We’ve all heard of SMART goals. The acronym (short for Specific, Measurable, Attainable, Relevant and Timely) works to help us hone in on what we’re really trying to accomplish, ensures it’s actually something we can do and gives us parameters to help keep us accountable as we’re working toward the things we want to achieve in our work and lives. Most would agree that some form of SMART goal setting is a valuable tool in your leadership and team toolboxes. In our work with clients, we’ve found that the meaning behind SMART can be repurposed as a tool in our communications toolbox as well.
So often communication among teams, from leadership to employees and in general within the office can be fuzzy and non-specific leading to misunderstandings and, ultimately, a loss in productivity, performance, and trust. What if we were intentional about making sure our communication with employees and peers was as SMART as the goals we set for the month or year? Taking a note from leadership consultant and author, Ken Blanchard, we shook up the SMART method so “M” stands for Motivating instead of Measurable, “T” stands for Trackable instead of Timely and the preferred order is STRAM, not SMART. We encourage our clients to use this model as a communication method both within the organization as well as with vendors, customers and other stakeholders.
Specific: Ensure all parties are aligned and on the same page about what a good job looks like, including actions and timing.
What does the word “training” mean to you?
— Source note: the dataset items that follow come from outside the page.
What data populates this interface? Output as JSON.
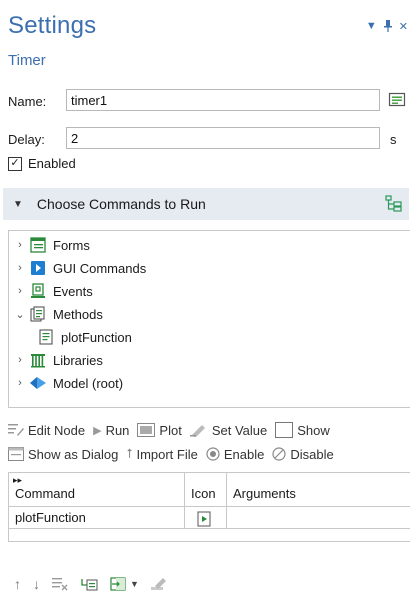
{
  "header": {
    "title": "Settings",
    "subtitle": "Timer"
  },
  "form": {
    "name_label": "Name:",
    "name_value": "timer1",
    "delay_label": "Delay:",
    "delay_value": "2",
    "delay_unit": "s",
    "enabled_label": "Enabled",
    "enabled_checked": true
  },
  "section": {
    "title": "Choose Commands to Run"
  },
  "tree": {
    "items": [
      {
        "label": "Forms",
        "expanded": false,
        "icon": "forms-icon"
      },
      {
        "label": "GUI Commands",
        "expanded": false,
        "icon": "gui-commands-icon"
      },
      {
        "label": "Events",
        "expanded": false,
        "icon": "events-icon"
      },
      {
        "label": "Methods",
        "expanded": true,
        "icon": "methods-icon"
      },
      {
        "label": "plotFunction",
        "child": true,
        "icon": "method-file-icon"
      },
      {
        "label": "Libraries",
        "expanded": false,
        "icon": "libraries-icon"
      },
      {
        "label": "Model (root)",
        "expanded": false,
        "icon": "model-icon"
      }
    ]
  },
  "toolbar": {
    "edit_node": "Edit Node",
    "run": "Run",
    "plot": "Plot",
    "set_value": "Set Value",
    "show": "Show",
    "show_as_dialog": "Show as Dialog",
    "import_file": "Import File",
    "enable": "Enable",
    "disable": "Disable"
  },
  "table": {
    "columns": [
      "Command",
      "Icon",
      "Arguments"
    ],
    "rows": [
      {
        "command": "plotFunction",
        "icon": "method-icon",
        "arguments": ""
      }
    ]
  },
  "colors": {
    "accent": "#3c6fb0",
    "section_bg": "#e6eaf1",
    "border": "#c8c8c8"
  }
}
I recently moderated a panel for the Microsoft Channel Partner Conference GPUG in which this exact question came up between a software application developer (known as an ISV in the Channel Partner World) and a reseller (known as a VAR). The ISV representative thought “training” was providing webinars and other passive resources to give the reseller an idea of how their product worked. The VAR, on the other hand, expected training to be more hands on, like a visit from the ISV to walk through the software and answer questions. The lack of specificity around the word “training” had caused confusion and resentment between both parties and in some arenas had even soured relationships. Using specifics and clarifying what “training” meant to each group, as well as the timeframe in which this should take place, could have saved some serious time and built far more trust between both parties.
Trackable: Foster agreement and understanding of how progress and success are measured.
This is the accountability piece of the communication puzzle. How many times have we figured out an ideal situation and not taken it a step further to ensure there’s a way to be held accountable? We leave meetings with a plan, but no way to track how that plan will work or agreements on where responsibility will lie and how we can follow up on it. For communication to be effective agreements must be made as to when, where and how measurement and tracking outcomes will take place.
Relevant: Connect your communication to a larger goal or purpose whenever you can – and make sure that connection is clear.
Often we forget to communicate why we’re bringing something up or why it’s important to communicate about a certain topic or issue. As humans, we need to understand and maintain a connection to the why. It’s how we derive a sense of meaning and what helps us prioritize high impact topics from time sucks. In the training example above, communication and understanding that the importance of training ultimately impacts customer satisfaction helps to clarify meaning on a larger scale.
Attainable: Work to ensure the needs you are communicating are realistic and, therefore, can be realistically heard. If your ask is a ‘no-can-do’ for the other party and you fail to clarify what can be done, the conversation will be in vain.
If there’s feedback to be given, meaning constructive insights about how to improve a behavior or process, it’s important to make sure the feedback is attainable or the person is likely to let it in one ear and out the other. Going back to my earlier example, if a VAR gives feedback to an ISV that they need to fly out a trainer for 8-hours each time a new product is created, it may not be something the ISV can do realistically. It’s important to consider if what you’re communicating is perceived as attainable. How? Ask for the other person’s perspective. Is what I’m asking do-able?
Motivating: Determine whether a message will create energy and interest in your receiver, or zap it. Craft your communication style around this awareness.
This isn’t about being a motivational speaker and leaving people in awe everytime you communicate. It’s about understanding if your message builds or busts energy and having the courage to be real about it. Sometimes we have to deliver hard messages or communicate things that we would prefer to not to. When we deliver those hard messages that zap energy or just aren’t interesting to other people, we can be more intentional about offering support or at least acknowledging that it’s not energizing or interesting.